Architecture Misfits #5: The Futurists
The futurists were misfits in more ways than one. They had a manifesto – a written statement of what they believed in. The modern equivalent would, I suppose, be the “vision statement” that we see in business plans – only with more poetry to it. Here’s their point #7, for example.
We declare that the splendor of the world has been enriched by a new beauty: the beauty of speed. A racing automobile with its bonnet adorned with great tubes like serpents with explosive breath … a roaring motor car which seems to run on machine-gun fire, is more beautiful than the Victory of Samothrace (or NIKE, to many).
Founded in 1909 by the poet F. T. Marinetti, Futurism remains Italy’s most significant contribution to twentieth century European culture. Marinetti wanted to break with the oppressive weight of Italy’s cultural heritage and develop an aesthetic based on modern life and technology, particularly speed and the machine.

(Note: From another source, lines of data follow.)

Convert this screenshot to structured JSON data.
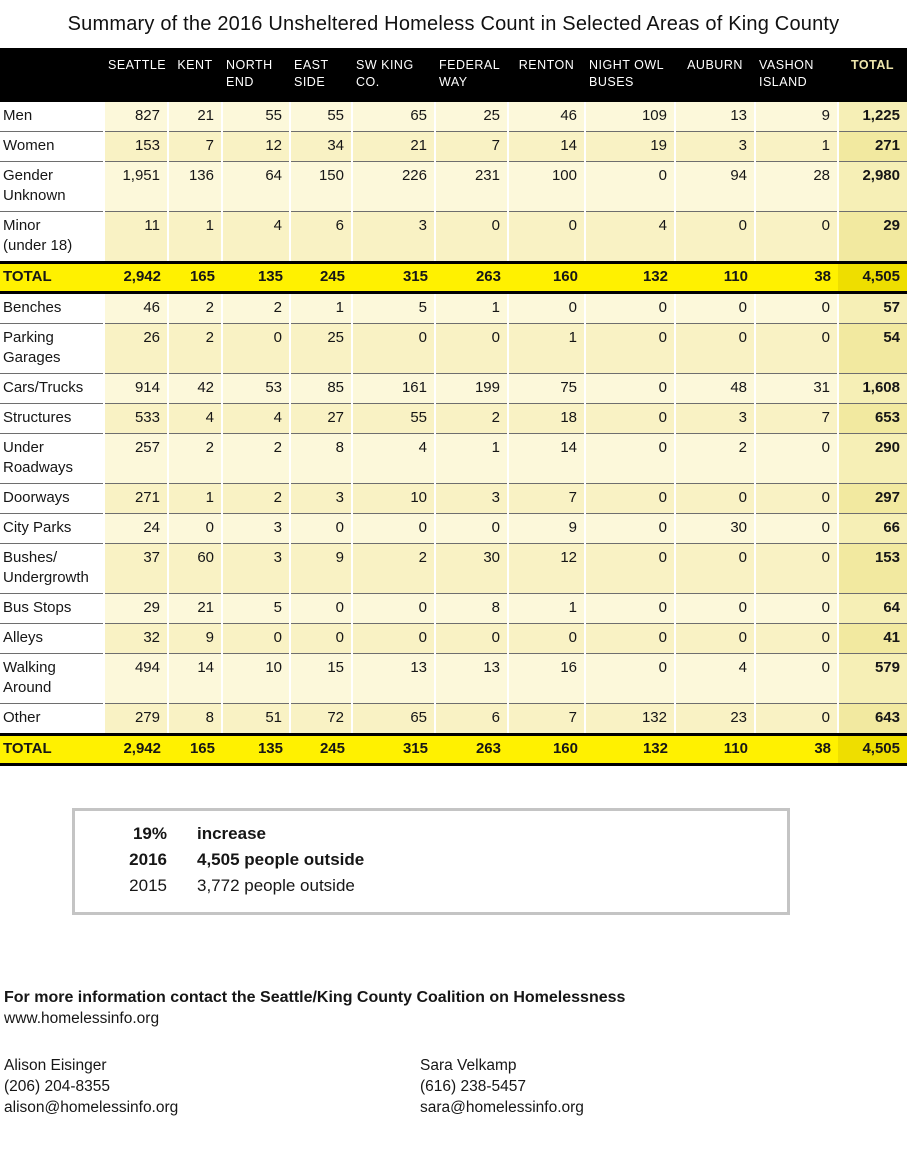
{
  "title": "Summary of the 2016 Unsheltered Homeless Count in Selected Areas of King County",
  "table": {
    "columns": [
      "SEATTLE",
      "KENT",
      "NORTH END",
      "EAST SIDE",
      "SW KING CO.",
      "FEDERAL WAY",
      "RENTON",
      "NIGHT OWL BUSES",
      "AUBURN",
      "VASHON ISLAND",
      "TOTAL"
    ],
    "rows": [
      {
        "label": [
          "Men"
        ],
        "type": "data",
        "values": [
          "827",
          "21",
          "55",
          "55",
          "65",
          "25",
          "46",
          "109",
          "13",
          "9"
        ],
        "total": "1,225"
      },
      {
        "label": [
          "Women"
        ],
        "type": "data",
        "values": [
          "153",
          "7",
          "12",
          "34",
          "21",
          "7",
          "14",
          "19",
          "3",
          "1"
        ],
        "total": "271"
      },
      {
        "label": [
          "Gender",
          "Unknown"
        ],
        "type": "data",
        "values": [
          "1,951",
          "136",
          "64",
          "150",
          "226",
          "231",
          "100",
          "0",
          "94",
          "28"
        ],
        "total": "2,980"
      },
      {
        "label": [
          "Minor",
          "(under 18)"
        ],
        "type": "data",
        "values": [
          "11",
          "1",
          "4",
          "6",
          "3",
          "0",
          "0",
          "4",
          "0",
          "0"
        ],
        "total": "29"
      },
      {
        "label": [
          "TOTAL"
        ],
        "type": "total",
        "values": [
          "2,942",
          "165",
          "135",
          "245",
          "315",
          "263",
          "160",
          "132",
          "110",
          "38"
        ],
        "total": "4,505"
      },
      {
        "label": [
          "Benches"
        ],
        "type": "data",
        "values": [
          "46",
          "2",
          "2",
          "1",
          "5",
          "1",
          "0",
          "0",
          "0",
          "0"
        ],
        "total": "57"
      },
      {
        "label": [
          "Parking",
          "Garages"
        ],
        "type": "data",
        "values": [
          "26",
          "2",
          "0",
          "25",
          "0",
          "0",
          "1",
          "0",
          "0",
          "0"
        ],
        "total": "54"
      },
      {
        "label": [
          "Cars/Trucks"
        ],
        "type": "data",
        "values": [
          "914",
          "42",
          "53",
          "85",
          "161",
          "199",
          "75",
          "0",
          "48",
          "31"
        ],
        "total": "1,608"
      },
      {
        "label": [
          "Structures"
        ],
        "type": "data",
        "values": [
          "533",
          "4",
          "4",
          "27",
          "55",
          "2",
          "18",
          "0",
          "3",
          "7"
        ],
        "total": "653"
      },
      {
        "label": [
          "Under",
          "Roadways"
        ],
        "type": "data",
        "values": [
          "257",
          "2",
          "2",
          "8",
          "4",
          "1",
          "14",
          "0",
          "2",
          "0"
        ],
        "total": "290"
      },
      {
        "label": [
          "Doorways"
        ],
        "type": "data",
        "values": [
          "271",
          "1",
          "2",
          "3",
          "10",
          "3",
          "7",
          "0",
          "0",
          "0"
        ],
        "total": "297"
      },
      {
        "label": [
          "City Parks"
        ],
        "type": "data",
        "values": [
          "24",
          "0",
          "3",
          "0",
          "0",
          "0",
          "9",
          "0",
          "30",
          "0"
        ],
        "total": "66"
      },
      {
        "label": [
          "Bushes/",
          "Undergrowth"
        ],
        "type": "data",
        "values": [
          "37",
          "60",
          "3",
          "9",
          "2",
          "30",
          "12",
          "0",
          "0",
          "0"
        ],
        "total": "153"
      },
      {
        "label": [
          "Bus Stops"
        ],
        "type": "data",
        "values": [
          "29",
          "21",
          "5",
          "0",
          "0",
          "8",
          "1",
          "0",
          "0",
          "0"
        ],
        "total": "64"
      },
      {
        "label": [
          "Alleys"
        ],
        "type": "data",
        "values": [
          "32",
          "9",
          "0",
          "0",
          "0",
          "0",
          "0",
          "0",
          "0",
          "0"
        ],
        "total": "41"
      },
      {
        "label": [
          "Walking",
          "Around"
        ],
        "type": "data",
        "values": [
          "494",
          "14",
          "10",
          "15",
          "13",
          "13",
          "16",
          "0",
          "4",
          "0"
        ],
        "total": "579"
      },
      {
        "label": [
          "Other"
        ],
        "type": "data",
        "values": [
          "279",
          "8",
          "51",
          "72",
          "65",
          "6",
          "7",
          "132",
          "23",
          "0"
        ],
        "total": "643"
      },
      {
        "label": [
          "TOTAL"
        ],
        "type": "total",
        "values": [
          "2,942",
          "165",
          "135",
          "245",
          "315",
          "263",
          "160",
          "132",
          "110",
          "38"
        ],
        "total": "4,505"
      }
    ]
  },
  "summary_box": {
    "lines": [
      {
        "left": "19%",
        "right": "increase",
        "bold": true
      },
      {
        "left": "2016",
        "right": "4,505 people outside",
        "bold": true
      },
      {
        "left": "2015",
        "right": "3,772 people outside",
        "bold": false
      }
    ]
  },
  "footer": {
    "heading": "For more information contact the Seattle/King County Coalition on Homelessness",
    "website": "www.homelessinfo.org",
    "contacts": [
      {
        "name": "Alison Eisinger",
        "phone": "(206) 204-8355",
        "email": "alison@homelessinfo.org"
      },
      {
        "name": "Sara Velkamp",
        "phone": "(616) 238-5457",
        "email": "sara@homelessinfo.org"
      }
    ]
  },
  "colors": {
    "header_bg": "#000000",
    "header_text": "#ffffff",
    "total_header_text": "#efe6ac",
    "row_light": "#fcf8da",
    "row_dark": "#f9f2c4",
    "total_col_light": "#f6efb6",
    "total_col_dark": "#f2e9a0",
    "total_row_bg": "#fff100",
    "total_row_total_cell": "#eede00",
    "separator": "#6e6e6e",
    "box_border": "#c4c4c4"
  }
}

This quote was taken from the website of the Estorick Museum. Have a look when you’re in London. In the early 20th century, everybody had a theory about something, but it wasn’t just about painting.
They also did sculpture.
Fashion. (for more details, see here.)
(!!?? Let’s have a quick look at “Machine of 3000” – apparently the two “locomotives” are in love with the station master. Let’s hope it works out.)
Gardening. (This is not faceitious. Despite being organic, bonsai or a Japanese garden, is no less unnatural.)
Cooking. Yes! (Go here for more details.)
Dining as theatrical event.
Since Futurists were against history and tradition, Marinetti was against pasta, claiming it made Italians lazy and so on. The photograph below found its way into circulation around the same time. Marinetti claimed it was faked.
Graphic design and advertising. Check here for more images of the work of Fortunato Depero.
Architecture. (thanks dieselpunk!)
One of the Futurists’ provocative characteristics was their fascination with the noise and dynamism of war – which is why not many of them lived to be old. Normally, Antonio Sant’ Elia is counted as a Futurist because of his “forward looking” designs but it’s more likely he gets mentioned with them to forge a link with art because, otherwise, there would be a big space in the history books – not least of all Sigfreid Gideon’s long book “Space, Time & Architecture where he had this to say.
The middle bit makes sense. Sant’ Elia did have an idea when people were looking for one. All his manifesto called for, however, was the sensible use of modern materials to adapt to mobility and change – which seems a sensible thing to do.
There was much about The Futurists that was a bit naïve and perhaps more than a bit disingenuous at times. The good thing about them, and the reason why they are the subject of this blog is that
THEY SHOWED PEOPLE IT WAS OKAY TO REJECT PAST IDEAS OF BEAUTY AND TO CREATE NEW TYPES MORE RELEVANT TO THE MODERN WORLD.
To The Futurists – have one on us, Misfits salutes you!